In 2021 hebben jullie een petitie overhandigd aan de Tweede Kamer om digitale vaardigheden versneld in het onderwijscurriculum te laten opnemen. Wat is daar de status van en welke support is er uit de verschillende partijen nodig?

Marjolijn Bonthuis-Krijger: “De politiek is aan zet. De SLO, het nationaal expertisecentrum voor leerplanontwikkeling, staat klaar om digitale vaardigheden een vast onderdeel te maken van het curriculum, maar ze mogen het niet. Uitgevers durven de investering niet te maken, omdat ze bang zijn dat het over twee jaar weer helemaal anders moet. Iedereen staat in de wacht.”

“Op 13 maart 2019 is het eerdere voorstel afgeschoten in de Tweede Kamer, omdat de vernieuwing van het curriculum te ambitieus zou zijn. Vervolgens werd het een controversieel dossier in het demissionair kabinet, waar niemand iets mee durfde te doen. In juni 2021 hebben we opnieuw een pleidooi overhandigd om digitale vaardigheden versneld op te laten nemen.

Mary Berkhout-Nio: “Ik ben heel lang hoopvol geweest over de curriculumontwikkeling, maar met de kabinetsplannen denk ik dat het nog even kan duren. We moeten dus ook op andere manieren creatief worden. Een belangrijke rol is weggelegd voor de ouders en de eisen die zij kunnen stellen aan de school. Ook net afgestudeerde- en startende leraren kunnen zich hard maken voor het belang van digitale vaardigheden, maar als ‘starter’ blijft dat lastig. Zeker als je terechtkomt op een achterstandsschool, waar geen extra middelen beschikbaar zijn om deze achterstand in te halen.”

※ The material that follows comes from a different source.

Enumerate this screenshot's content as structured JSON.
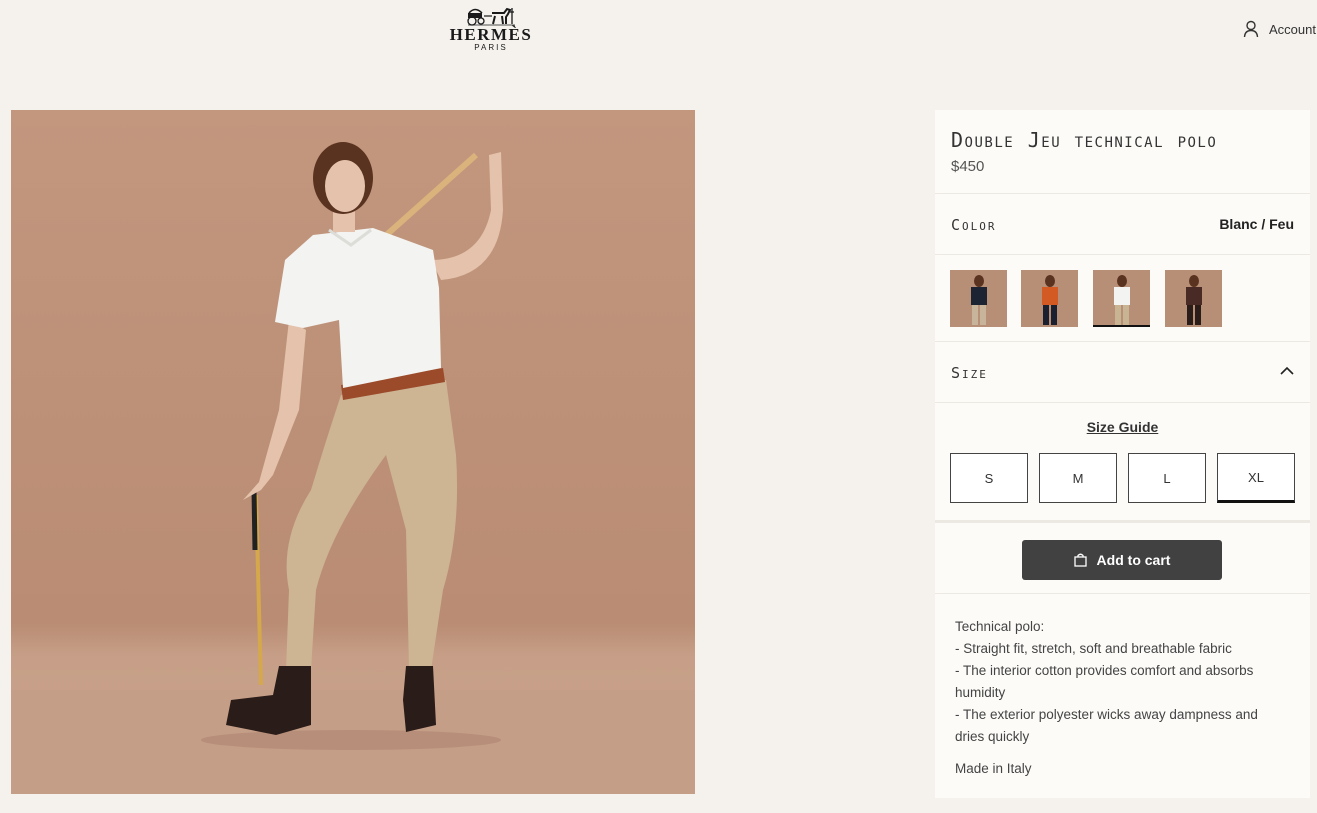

Tim Langelaar: “In samenwerking met onze partners blijven we aandacht vragen voor een versnelde invoering van digitale vaardigheden in het onderwijscurriculum. Tot die tijd ondersteunen we leerkrachten met Online Masters om zo jongeren te voorzien van de juiste digitale bagage om veilig, vaardig en bewust online te zijn.”